Either a closed-cell or an open-cell material that provides different parameters of function is widely used for inserts (Figure 5). Closed-cell materials possess shock absorptive qualities and provide protection. They also possess stability or memory properties. Loss of these properties, or bottoming out, is undesirable and requires regular monitoring. Neoprene, a closed-cell sponge-rubber–based material, is very durable and aids in decreasing shear forces, especially for forefoot pathology. Open-cell materials include Plastizote^™ polyethylene foam, which comes in soft, firm, and rigid textures. Implicit in the design is the ability to provide accommodative characteristics that will compress to the shape of the foot. However, the disadvantage of open-cell materials is their eventual deforming and bottoming out. Use of PPT^™ polyurethane foam is common. The density of this material prevents bottoming out or excess compressing. PPT^™ acts similar to closed-cell foam. Polyethylene and polyurethane foams are frequently combined for their accommodative, shock absorptive, and protective characteristics. Fabrication of custom inserts of varied thickness is advantageous, especially for the larger overweight patient. Since these inserts add bulk to the shoe, an extra-depth shoe is usually required with their use.

Figure 5.

Commonly used materials for inserts that provide different parameters of function: Left to Right, PPT^™, Plastizote^™, combination PPT^™/Plastizote^™.

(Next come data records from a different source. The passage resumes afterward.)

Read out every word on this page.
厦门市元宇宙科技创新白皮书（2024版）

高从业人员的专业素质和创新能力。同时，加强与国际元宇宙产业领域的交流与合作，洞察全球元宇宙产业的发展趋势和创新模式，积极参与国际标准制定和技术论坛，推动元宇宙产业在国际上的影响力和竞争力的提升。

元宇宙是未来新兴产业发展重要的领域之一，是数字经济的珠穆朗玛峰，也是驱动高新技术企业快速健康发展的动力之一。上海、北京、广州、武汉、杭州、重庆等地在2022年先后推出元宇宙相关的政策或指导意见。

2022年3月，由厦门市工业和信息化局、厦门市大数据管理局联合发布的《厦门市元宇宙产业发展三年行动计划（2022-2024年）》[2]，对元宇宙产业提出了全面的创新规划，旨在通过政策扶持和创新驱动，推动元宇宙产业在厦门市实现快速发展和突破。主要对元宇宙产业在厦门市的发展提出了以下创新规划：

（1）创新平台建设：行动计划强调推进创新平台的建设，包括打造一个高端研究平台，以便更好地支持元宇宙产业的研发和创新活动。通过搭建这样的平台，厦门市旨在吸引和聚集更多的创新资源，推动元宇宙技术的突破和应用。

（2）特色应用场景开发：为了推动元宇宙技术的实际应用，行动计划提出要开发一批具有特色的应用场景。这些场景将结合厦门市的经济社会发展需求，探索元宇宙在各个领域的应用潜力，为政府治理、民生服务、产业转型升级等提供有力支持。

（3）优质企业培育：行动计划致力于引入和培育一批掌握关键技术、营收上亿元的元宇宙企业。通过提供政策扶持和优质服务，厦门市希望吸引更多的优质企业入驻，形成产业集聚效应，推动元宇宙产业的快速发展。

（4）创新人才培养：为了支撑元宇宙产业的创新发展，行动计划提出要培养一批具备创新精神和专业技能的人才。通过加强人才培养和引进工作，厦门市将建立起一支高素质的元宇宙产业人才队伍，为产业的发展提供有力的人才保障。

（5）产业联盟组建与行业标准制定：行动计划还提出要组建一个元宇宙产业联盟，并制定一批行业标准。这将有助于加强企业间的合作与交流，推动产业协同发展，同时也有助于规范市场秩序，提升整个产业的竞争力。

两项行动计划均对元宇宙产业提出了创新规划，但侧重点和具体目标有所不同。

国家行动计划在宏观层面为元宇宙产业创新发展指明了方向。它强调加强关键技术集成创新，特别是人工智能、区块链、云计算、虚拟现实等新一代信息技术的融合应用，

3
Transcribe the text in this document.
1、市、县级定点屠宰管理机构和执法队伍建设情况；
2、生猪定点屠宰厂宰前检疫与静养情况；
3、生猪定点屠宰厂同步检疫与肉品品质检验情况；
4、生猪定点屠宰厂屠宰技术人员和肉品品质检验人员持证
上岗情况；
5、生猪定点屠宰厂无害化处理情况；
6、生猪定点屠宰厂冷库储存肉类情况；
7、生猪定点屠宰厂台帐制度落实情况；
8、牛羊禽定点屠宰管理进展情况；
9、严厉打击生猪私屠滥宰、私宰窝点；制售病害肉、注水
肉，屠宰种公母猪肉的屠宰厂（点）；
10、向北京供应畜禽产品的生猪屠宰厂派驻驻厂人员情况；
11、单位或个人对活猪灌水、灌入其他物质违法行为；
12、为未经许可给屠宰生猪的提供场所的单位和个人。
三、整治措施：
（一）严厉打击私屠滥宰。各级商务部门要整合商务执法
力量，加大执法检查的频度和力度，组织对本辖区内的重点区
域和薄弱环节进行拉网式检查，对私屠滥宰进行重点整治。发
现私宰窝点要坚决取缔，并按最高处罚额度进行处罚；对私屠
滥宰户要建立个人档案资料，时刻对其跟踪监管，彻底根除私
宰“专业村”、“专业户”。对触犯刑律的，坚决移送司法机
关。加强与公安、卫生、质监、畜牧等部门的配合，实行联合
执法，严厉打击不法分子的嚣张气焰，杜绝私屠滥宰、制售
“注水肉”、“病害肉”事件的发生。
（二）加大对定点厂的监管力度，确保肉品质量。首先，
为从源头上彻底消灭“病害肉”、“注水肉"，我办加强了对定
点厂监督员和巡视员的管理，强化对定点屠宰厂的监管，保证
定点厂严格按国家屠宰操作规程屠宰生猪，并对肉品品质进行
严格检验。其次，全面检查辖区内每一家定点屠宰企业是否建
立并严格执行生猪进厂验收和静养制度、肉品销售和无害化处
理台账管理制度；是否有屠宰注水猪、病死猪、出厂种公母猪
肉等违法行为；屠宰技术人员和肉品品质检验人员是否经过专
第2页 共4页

Other splint devices are available when off-loading of the foot or lower extremity requires total pressure relief and barriers such as morbid obesity, amputation, or neurologic deficits exist that prevent the effective use of a total contact cast, Charcot Restraint Orthotic Walker, or removable walking cast, shoe, or insert. These normally require a prescription to a certified pedorthist or well-versed clinician. The patellar weight-bearing device, ischial weight-bearing device, ankle–foot orthoses, or a prosthetic limb can counter the forces placed on the unstable amputated foot or lower extremity (Figure 6). Customized stump fillers made of conformable accommodative materials placed in shoes aid in decreasing excess linear and shear forces within the shoe and offer stability in ambulation for feet with amputations.

Figure 6.

Two views of a custom patellar weight-bearing device attached to custom molded shoe: Used to counter forces placed on the unstable and/or amputated foot or lower extremity.

As in any treatment strategy, there are also challenges and barriers to off-loading. With a patient facing major lifestyle changes and decreased activity levels, the practitioner must bear in mind compliance issues, as well as the patient’s weight and degree of obesity. Those barriers that directly influence the foot and may present a challenge are large bony protuberances. In devising a strategy for off-loading, one should consider peripheral edema, previous amputations, wound location, and the need for active wound care. One must individualize each situation and each patient’s unique needs. Finally, as one considers the multifactorial components of off-loading concepts and how they will best meet the patient’s needs, the total integration of these precepts in treatment plans will guide the practitioner to improved outcomes in healing.

In conclusion, successful outcomes for wound healing integrate the strategies and care that best potentiate the increase in oxygen to the ulcer, decrease infection or bioburden, maintain good glycemic control, and create a favorable environment for wound healing. Along with implementing these strategies, the practitioner must provide adequate pressure and strain relief from the biomechanical and pathomechanical forces that transpire during ambulation.